🧭 Jean Joseph Fischer (1800–1839)
Soldat d'honneur, père absent malgré lui
Jean Joseph Fischer naît le 13 septembre 1800, à Strasbourg, dans une maison ouvrière du vieux quartier catholique. Son père, Franciscus Josephus, est menuisier ; sa mère, Salomée Gerber, une Alsacienne solide et discrète. Mais le foyer est frappé par la mort : Jean Joseph perd son père alors qu’il n’a pas trois ans. Sa sœur Barbe meurt elle aussi peu après sa naissance. Il reste seul avec sa mère, veuve courageuse, jusqu’à ses 27 ans.
En 1820, il est appelé pour le service militaire à Strasbourg. À cette époque, la France est dirigée par Louis XVIII. Les guerres napoléoniennes sont finies, mais l’armée reste un pilier de l’ordre royal. Jean Joseph est affecté à un corps d’élite : le 5ᵉ régiment d’infanterie légère. Il y gravit les échelons jusqu’à devenir caporal, intégré à la 3ᵉ compagnie du 6ᵉ bataillon. Vers 1828, il est envoyé en garnison à Schirmeck, bourg vosgien encaissé entre forêts et montagnes. Il y fait la connaissance d’une jeune femme locale, Genéreuse Jacquemin.
Quand Genéreuse tombe enceinte à l’été 1828, le couple n’est pas encore marié.
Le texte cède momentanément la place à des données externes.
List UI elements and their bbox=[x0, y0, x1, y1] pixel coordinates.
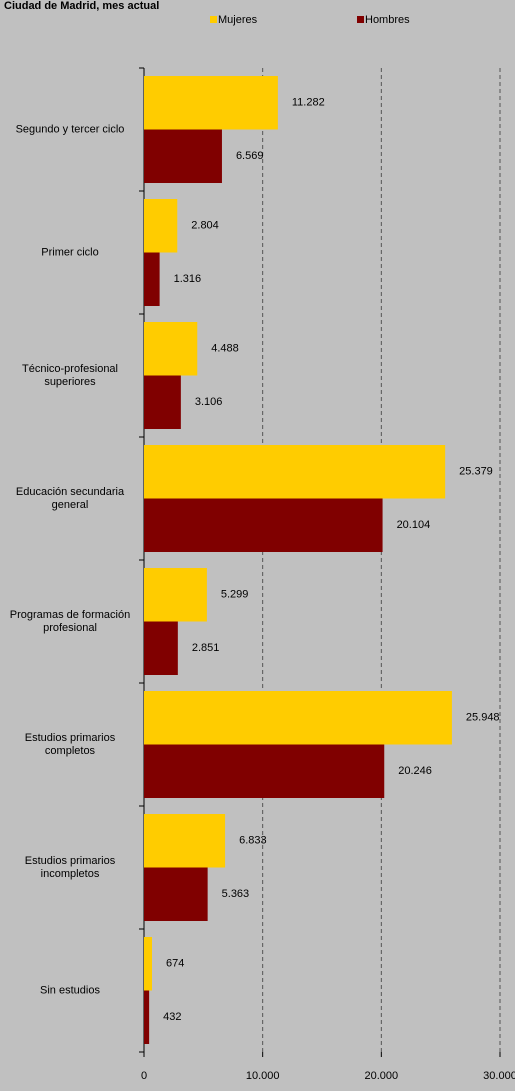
data-label: 5.299 bbox=[221, 589, 249, 601]
data-label: 4.488 bbox=[211, 343, 239, 355]
data-label: 20.104 bbox=[397, 519, 431, 531]
bar bbox=[144, 252, 160, 306]
bar bbox=[144, 199, 178, 253]
bar bbox=[144, 744, 385, 798]
bar bbox=[144, 691, 452, 745]
legend-label: Mujeres bbox=[218, 14, 258, 26]
data-label: 25.379 bbox=[459, 466, 493, 478]
legend-label: Hombres bbox=[365, 14, 410, 26]
bar bbox=[144, 322, 198, 376]
bar bbox=[144, 375, 181, 429]
data-label: 432 bbox=[163, 1011, 181, 1023]
x-tick-label: 30.000 bbox=[483, 1070, 515, 1082]
data-label: 6.569 bbox=[236, 150, 264, 162]
y-tick-label: Estudios primarios completos bbox=[24, 731, 116, 757]
bar bbox=[144, 937, 152, 991]
bar bbox=[144, 990, 150, 1044]
data-label: 1.316 bbox=[174, 273, 202, 285]
chart-title: Ciudad de Madrid, mes actual bbox=[4, 0, 159, 12]
y-tick-label: Segundo y tercer ciclo bbox=[15, 123, 125, 135]
bar bbox=[144, 445, 446, 499]
legend-swatch bbox=[357, 16, 364, 23]
bar bbox=[144, 814, 226, 868]
bar bbox=[144, 129, 222, 183]
y-tick-label: Programas de formación profesional bbox=[9, 608, 131, 634]
data-label: 5.363 bbox=[222, 888, 250, 900]
legend-swatch bbox=[210, 16, 217, 23]
data-label: 6.833 bbox=[239, 835, 267, 847]
bar bbox=[144, 498, 383, 552]
data-label: 2.851 bbox=[192, 642, 220, 654]
y-tick-label: Sin estudios bbox=[40, 984, 100, 996]
data-label: 2.804 bbox=[191, 220, 219, 232]
x-tick-label: 10.000 bbox=[246, 1070, 280, 1082]
y-tick-label: Primer ciclo bbox=[41, 246, 99, 258]
bar bbox=[144, 568, 207, 622]
x-tick-label: 0 bbox=[141, 1070, 147, 1082]
y-tick-label: Técnico-profesional superiores bbox=[22, 362, 118, 388]
y-tick-label: Estudios primarios incompletos bbox=[24, 854, 116, 880]
y-tick-label: Educación secundaria general bbox=[15, 485, 125, 511]
data-label: 11.282 bbox=[292, 97, 325, 109]
data-label: 25.948 bbox=[466, 712, 500, 724]
data-label: 20.246 bbox=[398, 765, 432, 777]
bar bbox=[144, 867, 208, 921]
data-label: 3.106 bbox=[195, 396, 223, 408]
x-tick-label: 20.000 bbox=[365, 1070, 399, 1082]
bar bbox=[144, 621, 178, 675]
bar bbox=[144, 76, 278, 130]
data-label: 674 bbox=[166, 958, 184, 970]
Pas par négligence, mais parce qu’un soldat ne peut se marier sans autorisation hiérarchique. Cette autorisation, délivrée par la 22ᵉ division militaire, arrive enfin à la fin novembre. Les démarches prennent du temps. Ce n’est que le 7 janvier 1829, à quelques jours du terme, que Jean Joseph et Genéreuse peuvent enfin s’unir devant l’état civil de Schirmeck.
Le 16 janvier 1829, Jean Joseph junior vient au monde. Le père le reconnaît aussitôt, et l’enfant est pleinement légitimé. Deux autres enfants suivent : Louis Martin en 1830, et Joséphine en 1832. Jean Joseph père, désormais qualifié de gendarme royal dans les actes, semble avoir été détaché de son régiment pour des missions de sécurité dans la région.
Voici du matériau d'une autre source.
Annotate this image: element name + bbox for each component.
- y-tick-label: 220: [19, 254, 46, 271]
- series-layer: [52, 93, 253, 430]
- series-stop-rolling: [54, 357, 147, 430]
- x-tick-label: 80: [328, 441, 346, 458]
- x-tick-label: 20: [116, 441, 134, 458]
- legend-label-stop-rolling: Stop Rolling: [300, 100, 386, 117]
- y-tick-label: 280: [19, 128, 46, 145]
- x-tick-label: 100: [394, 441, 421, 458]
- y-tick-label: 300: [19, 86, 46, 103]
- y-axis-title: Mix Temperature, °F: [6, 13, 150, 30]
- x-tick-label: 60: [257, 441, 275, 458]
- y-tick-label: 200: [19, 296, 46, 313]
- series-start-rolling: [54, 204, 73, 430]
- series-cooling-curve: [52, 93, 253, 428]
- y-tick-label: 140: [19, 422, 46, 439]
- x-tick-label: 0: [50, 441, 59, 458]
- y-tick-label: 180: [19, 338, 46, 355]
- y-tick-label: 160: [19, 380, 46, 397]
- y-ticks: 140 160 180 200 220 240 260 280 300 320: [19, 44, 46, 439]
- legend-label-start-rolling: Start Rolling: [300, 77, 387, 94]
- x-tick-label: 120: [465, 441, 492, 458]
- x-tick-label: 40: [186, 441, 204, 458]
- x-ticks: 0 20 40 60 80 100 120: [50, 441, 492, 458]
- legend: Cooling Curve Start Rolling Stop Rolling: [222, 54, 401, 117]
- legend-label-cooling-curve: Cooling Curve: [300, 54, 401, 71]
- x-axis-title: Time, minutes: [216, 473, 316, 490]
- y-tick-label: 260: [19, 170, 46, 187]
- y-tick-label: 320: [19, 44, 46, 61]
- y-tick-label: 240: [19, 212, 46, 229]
Mais soudain, plus rien. Après 1832, plus aucun enfant. Pas de mention de sa présence dans les recensements de 1836. A-t-il été rappelé par son régiment ? Affecté ailleurs ? C’est probable. Car en 1839, on retrouve sa trace… à plus de 600 kilomètres, dans la ville de Châtellerault, dans la Vienne.
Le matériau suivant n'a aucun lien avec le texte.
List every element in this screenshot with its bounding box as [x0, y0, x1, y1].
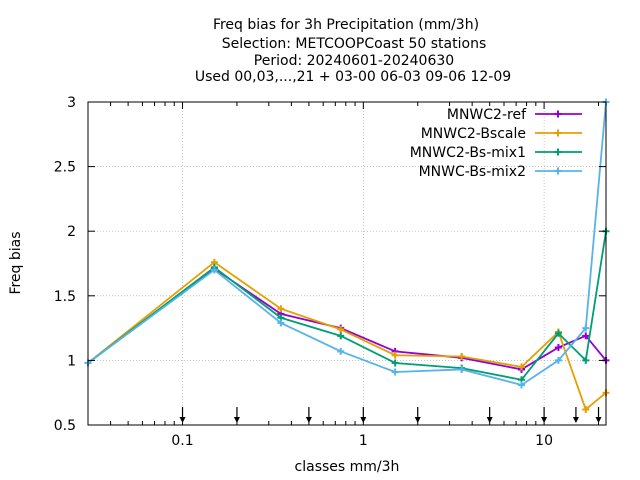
- chart-title: Freq bias for 3h Precipitation (mm/3h) S…: [195, 17, 511, 85]
- series-point: [582, 324, 590, 332]
- chart-title-line-2: Selection: METCOOPCoast 50 stations: [222, 36, 487, 52]
- y-tick-label: 2: [67, 224, 76, 240]
- series-point: [582, 332, 590, 340]
- y-tick-label: 2.5: [54, 160, 76, 176]
- x-tick-labels: 0.1 1 10: [171, 433, 553, 449]
- chart-title-line-4: Used 00,03,...,21 + 03-00 06-03 09-06 12…: [195, 69, 511, 85]
- y-tick-label: 0.5: [54, 418, 76, 434]
- x-tick-label: 1: [359, 433, 368, 449]
- series-point: [210, 266, 218, 274]
- y-tick-label: 1.5: [54, 289, 76, 305]
- series-point: [518, 363, 526, 371]
- series-point: [582, 405, 590, 413]
- series-point: [554, 329, 562, 337]
- series-line: [87, 231, 607, 381]
- series-point: [554, 356, 562, 364]
- series-point: [554, 343, 562, 351]
- class-marker-arrow-head: [233, 417, 240, 423]
- legend-label: MNWC-Bs-mix2: [419, 164, 526, 180]
- legend: MNWC2-ref MNWC2-Bscale MNWC2-Bs-mix1 MNWC-B…: [410, 107, 582, 180]
- grid-lines: [88, 102, 606, 425]
- legend-marker: [554, 167, 562, 175]
- series-layer: [84, 98, 610, 413]
- series-point: [391, 351, 399, 359]
- class-marker-arrow-head: [595, 417, 602, 423]
- series-line: [87, 261, 607, 412]
- x-tick-label: 0.1: [171, 433, 193, 449]
- y-tick-label: 1: [67, 353, 76, 369]
- class-marker-arrow-head: [414, 417, 421, 423]
- series-point: [277, 305, 285, 313]
- series-point: [582, 356, 590, 364]
- chart-title-line-3: Period: 20240601-20240630: [254, 53, 454, 69]
- axis-ticks: [88, 101, 606, 426]
- legend-label: MNWC2-ref: [447, 107, 527, 123]
- series-point: [458, 353, 466, 361]
- series-point: [458, 365, 466, 373]
- legend-label: MNWC2-Bs-mix1: [410, 145, 526, 161]
- series-point: [518, 381, 526, 389]
- series-point: [391, 359, 399, 367]
- series-point: [337, 332, 345, 340]
- series-point: [277, 319, 285, 327]
- x-axis-label: classes mm/3h: [295, 459, 400, 475]
- x-tick-label: 10: [535, 433, 553, 449]
- series-line: [87, 101, 607, 386]
- legend-marker: [554, 110, 562, 118]
- y-tick-label: 3: [67, 95, 76, 111]
- series-point: [337, 325, 345, 333]
- y-tick-labels: 0.5 1 1.5 2 2.5 3: [54, 95, 76, 434]
- legend-label: MNWC2-Bscale: [421, 126, 526, 142]
- series-line: [87, 267, 607, 371]
- y-axis-label: Freq bias: [8, 231, 24, 294]
- series-point: [391, 368, 399, 376]
- class-marker-arrows: [179, 407, 602, 423]
- plot-frame: [87, 101, 607, 426]
- legend-marker: [554, 148, 562, 156]
- class-marker-arrow-head: [486, 417, 493, 423]
- legend-marker: [554, 129, 562, 137]
- class-marker-arrow-head: [305, 417, 312, 423]
- chart-title-line-1: Freq bias for 3h Precipitation (mm/3h): [213, 17, 479, 33]
- series-point: [337, 347, 345, 355]
- class-marker-arrow-head: [572, 417, 579, 423]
Le 7 septembre 1839, Jean Joseph meurt à l’hospice civil de Châtellerault, seul. L’acte de décès est signé par deux hommes pauvres, pensionnaires de l’hospice. Il est dit encore "caporal au 5ᵉ régiment d’infanterie légère", preuve qu’il n’a jamais cessé d’être militaire. Il avait 38 ans.
Pourquoi Châtellerault ? C’est là qu’a été installée, en 1819, la grande manufacture d’armes de l’État. L’établissement est gardé par des soldats et anciens militaires, souvent détachés ou malades, hébergés à l’hospice attenant. C’est sans doute là, dans un logement d’infortune, que Jean Joseph a terminé sa vie.
⚖️ Une absence expliquée, mais pas effacée
Il n’a pas abandonné sa famille par choix. Il a probablement été envoyé loin, sans retour possible, dans un système militaire rigide où l’on n’existait qu’en uniforme. Sa femme, restée seule à Schirmeck avec trois enfants, ne s’est jamais remariée. Son fils Louis Martin, âgé de 9 ans à sa mort, quittera à son tour l’Alsace pour Meulan, poursuivant sans doute ce cycle d’exil silencieux.
Jean Joseph Fischer appartient à cette génération de petits soldats oubliés des livres d’histoire, mais gravés dans les lignées. Il n’aura pas laissé de fortune, ni de lettres, ni de portrait – mais il a existé, à la frontière du devoir et de l’effacement.